My power stirs as I stare at Malaki’s blade. This is why my mother taught me to keep my secrets to my damn self.

But rather than attacking me, Malaki presses his other hand against the dagger and slices the blade across his cupped palm. Immediately the scent of blood fills the air. The wilds of Memnos seem to still.

Fisting his bleeding hand, Malaki lets the crimson liquid drip onto the ground. He stares at me intensely. “I swear to the Undying Gods that so long as you ask it, your secret will not leave my lips.”

The air shimmers with magic, and then it implodes, sucking itself into Malaki’s exposed wound and binding him to his oath.

It takes several seconds for me to find my voice.

“Why would you do that?” I finally ask, shocked.

He pulls a kerchief from his pocket and presses it to the wound. “Besides being your friend?” he says, as though that should be enough. He eyes me. “Have you ever considered the fact that you might not be the only person who wants the Night King dead?” Malaki shoves the kerchief into his pants’ pocket. “The tyrant king hasn’t just screwed over your life.”

I search Malaki’s face, wondering what my father did to earn my friend’s ire.

“Eurion—or whatever your name really is—I’m not going to hand you over to the king,” he says. “I want you to fulfill that woman’s words and kill the Night King—and I want to help.”

Chapter 5

Make War, Not Love

239 years ago

“This is yourstupidest idea yet,” Malaki says as we land in Somnia.

I fold up my camouflaged wings and look around at the Night Kingdom’s capitol.

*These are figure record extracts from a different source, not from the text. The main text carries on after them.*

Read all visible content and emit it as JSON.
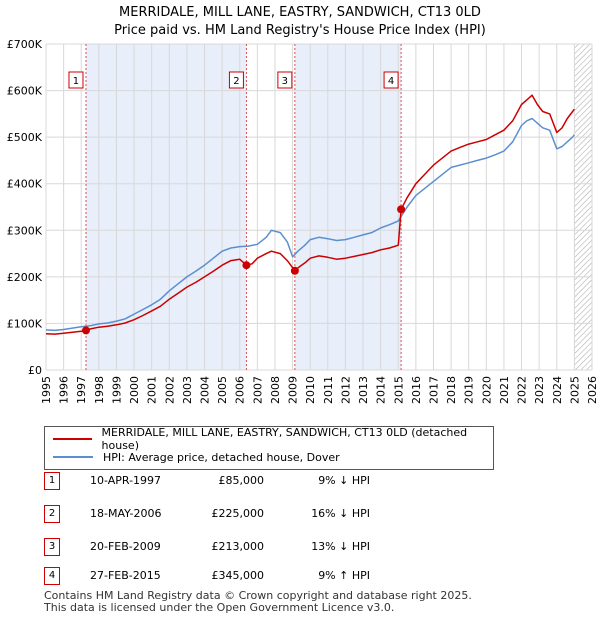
{
  "title_line1": "MERRIDALE, MILL LANE, EASTRY, SANDWICH, CT13 0LD",
  "title_line2": "Price paid vs. HM Land Registry's House Price Index (HPI)",
  "legend": {
    "property_label": "MERRIDALE, MILL LANE, EASTRY, SANDWICH, CT13 0LD (detached house)",
    "hpi_label": "HPI: Average price, detached house, Dover"
  },
  "colors": {
    "property": "#cc0000",
    "hpi": "#5b8fd0",
    "shade": "#e8eefa",
    "grid": "#d8d8d8"
  },
  "sales": [
    {
      "num": "1",
      "date": "10-APR-1997",
      "price": "£85,000",
      "hpi_delta": "9% ↓ HPI"
    },
    {
      "num": "2",
      "date": "18-MAY-2006",
      "price": "£225,000",
      "hpi_delta": "16% ↓ HPI"
    },
    {
      "num": "3",
      "date": "20-FEB-2009",
      "price": "£213,000",
      "hpi_delta": "13% ↓ HPI"
    },
    {
      "num": "4",
      "date": "27-FEB-2015",
      "price": "£345,000",
      "hpi_delta": "9% ↑ HPI"
    }
  ],
  "footer": {
    "line1": "Contains HM Land Registry data © Crown copyright and database right 2025.",
    "line2": "This data is licensed under the Open Government Licence v3.0."
  },
  "chart_data": {
    "type": "line",
    "xlim": [
      1995,
      2026
    ],
    "ylim": [
      0,
      700000
    ],
    "x_ticks": [
      1995,
      1996,
      1997,
      1998,
      1999,
      2000,
      2001,
      2002,
      2003,
      2004,
      2005,
      2006,
      2007,
      2008,
      2009,
      2010,
      2011,
      2012,
      2013,
      2014,
      2015,
      2016,
      2017,
      2018,
      2019,
      2020,
      2021,
      2022,
      2023,
      2024,
      2025,
      2026
    ],
    "y_ticks": [
      {
        "value": 0,
        "label": "£0"
      },
      {
        "value": 100000,
        "label": "£100K"
      },
      {
        "value": 200000,
        "label": "£200K"
      },
      {
        "value": 300000,
        "label": "£300K"
      },
      {
        "value": 400000,
        "label": "£400K"
      },
      {
        "value": 500000,
        "label": "£500K"
      },
      {
        "value": 600000,
        "label": "£600K"
      },
      {
        "value": 700000,
        "label": "£700K"
      }
    ],
    "shaded_periods": [
      [
        1997.27,
        2006.38
      ],
      [
        2009.13,
        2015.16
      ]
    ],
    "hatched_from": 2025.0,
    "markers": [
      {
        "label": "1",
        "x": 1997.27,
        "y": 85000
      },
      {
        "label": "2",
        "x": 2006.38,
        "y": 225000
      },
      {
        "label": "3",
        "x": 2009.13,
        "y": 213000
      },
      {
        "label": "4",
        "x": 2015.16,
        "y": 345000
      }
    ],
    "series": [
      {
        "name": "HPI: Average price, detached house, Dover",
        "x": [
          1995.0,
          1995.5,
          1996.0,
          1996.5,
          1997.0,
          1997.5,
          1998.0,
          1998.5,
          1999.0,
          1999.5,
          2000.0,
          2000.5,
          2001.0,
          2001.5,
          2002.0,
          2002.5,
          2003.0,
          2003.5,
          2004.0,
          2004.5,
          2005.0,
          2005.5,
          2006.0,
          2006.5,
          2007.0,
          2007.5,
          2007.8,
          2008.3,
          2008.7,
          2009.0,
          2009.3,
          2009.7,
          2010.0,
          2010.5,
          2011.0,
          2011.5,
          2012.0,
          2012.5,
          2013.0,
          2013.5,
          2014.0,
          2014.5,
          2015.0,
          2015.5,
          2016.0,
          2016.5,
          2017.0,
          2017.5,
          2018.0,
          2018.5,
          2019.0,
          2019.5,
          2020.0,
          2020.5,
          2021.0,
          2021.5,
          2022.0,
          2022.3,
          2022.6,
          2022.9,
          2023.2,
          2023.6,
          2024.0,
          2024.3,
          2024.6,
          2024.9,
          2025.0
        ],
        "values": [
          86000,
          85000,
          87000,
          90000,
          93000,
          95000,
          99000,
          101000,
          105000,
          110000,
          120000,
          130000,
          140000,
          152000,
          170000,
          185000,
          200000,
          212000,
          225000,
          240000,
          255000,
          262000,
          265000,
          266000,
          270000,
          285000,
          300000,
          295000,
          275000,
          243000,
          255000,
          268000,
          280000,
          285000,
          282000,
          278000,
          280000,
          285000,
          290000,
          295000,
          305000,
          312000,
          320000,
          350000,
          375000,
          390000,
          405000,
          420000,
          435000,
          440000,
          445000,
          450000,
          455000,
          462000,
          470000,
          490000,
          525000,
          535000,
          540000,
          530000,
          520000,
          515000,
          475000,
          480000,
          490000,
          500000,
          505000
        ]
      },
      {
        "name": "MERRIDALE, MILL LANE, EASTRY, SANDWICH, CT13 0LD (detached house)",
        "x": [
          1995.0,
          1995.5,
          1996.0,
          1996.5,
          1997.0,
          1997.27,
          1997.5,
          1998.0,
          1998.5,
          1999.0,
          1999.5,
          2000.0,
          2000.5,
          2001.0,
          2001.5,
          2002.0,
          2002.5,
          2003.0,
          2003.5,
          2004.0,
          2004.5,
          2005.0,
          2005.5,
          2006.0,
          2006.38,
          2006.7,
          2007.0,
          2007.5,
          2007.8,
          2008.3,
          2008.7,
          2009.13,
          2009.4,
          2009.7,
          2010.0,
          2010.5,
          2011.0,
          2011.5,
          2012.0,
          2012.5,
          2013.0,
          2013.5,
          2014.0,
          2014.5,
          2015.0,
          2015.16,
          2015.5,
          2016.0,
          2016.5,
          2017.0,
          2017.5,
          2018.0,
          2018.5,
          2019.0,
          2019.5,
          2020.0,
          2020.5,
          2021.0,
          2021.5,
          2022.0,
          2022.3,
          2022.6,
          2022.9,
          2023.2,
          2023.6,
          2024.0,
          2024.3,
          2024.6,
          2024.9,
          2025.0
        ],
        "values": [
          78000,
          77000,
          79000,
          81000,
          83000,
          85000,
          88000,
          92000,
          94000,
          97000,
          101000,
          108000,
          117000,
          127000,
          137000,
          152000,
          165000,
          178000,
          188000,
          200000,
          212000,
          225000,
          235000,
          238000,
          225000,
          228000,
          240000,
          250000,
          255000,
          250000,
          235000,
          213000,
          222000,
          230000,
          240000,
          245000,
          242000,
          238000,
          240000,
          244000,
          248000,
          252000,
          258000,
          262000,
          268000,
          345000,
          370000,
          400000,
          420000,
          440000,
          455000,
          470000,
          478000,
          485000,
          490000,
          495000,
          505000,
          515000,
          535000,
          570000,
          580000,
          590000,
          570000,
          555000,
          550000,
          510000,
          520000,
          540000,
          555000,
          560000
        ]
      }
    ]
  }
}
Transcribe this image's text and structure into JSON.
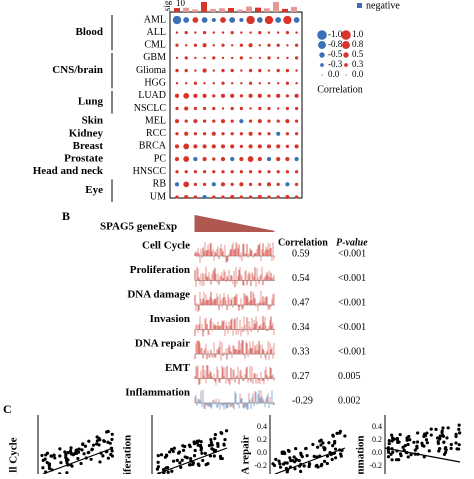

Malaki grimaces as a Night soldier passes us. “We shake these guys down, we don’t join them.”

It’s true. Over the years, the royal guard has become target practice for the Angels of Small Death. If we’re not doing away with them altogether, then we’re either buying information out of turncoats orpersuadingit out of loyalists.

“I’m not planning on keeping the king’s peace.” I say the last word like the farce it is.

Right now the king isn’t looking for soldiers willing to burn down villages that harbor traitors. He wants fairies willing to give their lives so that Night can claim a bit more territory.

“What about your face?” Malaki asks.

He means the striking resemblance I bear to the king.

“You never noticed my likeness until you knew who I was,” I say, glancing up the street. Fairies bustle along, and they all have a look to them, like they’re someone important.

“Yeah, but I’m an unobservant fuck,” Malaki says. “These people aren’t.”

True, there are people here who have seen the king most days of their lives, but the thing is, no one expects me to exist. The common belief is that Galleghar Nyx is the last of his bloodline. And though my father might know of my existence, he has not made that public knowledge.

“What about our tattoos?” Malaki says.

I look heavenward. “Now you’re worried about our ink?” Technically, the Angels of Small Death have screwed the king over a time or two, but a sleeve of tattoos is hardly evidence of that.

Malaki makes a noise in the back of his throat. “Honest fae don’t sully their skin with tattoos.”

I raise my eyebrows. “You’ve met an honest fae?”

He chuckles. “Aye, you got me there.”

We walk up the hill, towards the center of the island.

Towering above the shops is the palace. I frown as I stare up at it, my magic beginning to thrum. Galleghar could be in there right now, prime for killing. Every day I let him live, more fairies die. Some die on the battlefield, fighting a senseless war. Others die because he’s taxed the life out of them. And then there are those, like my mother—like me—whose continued existence is an affront to him.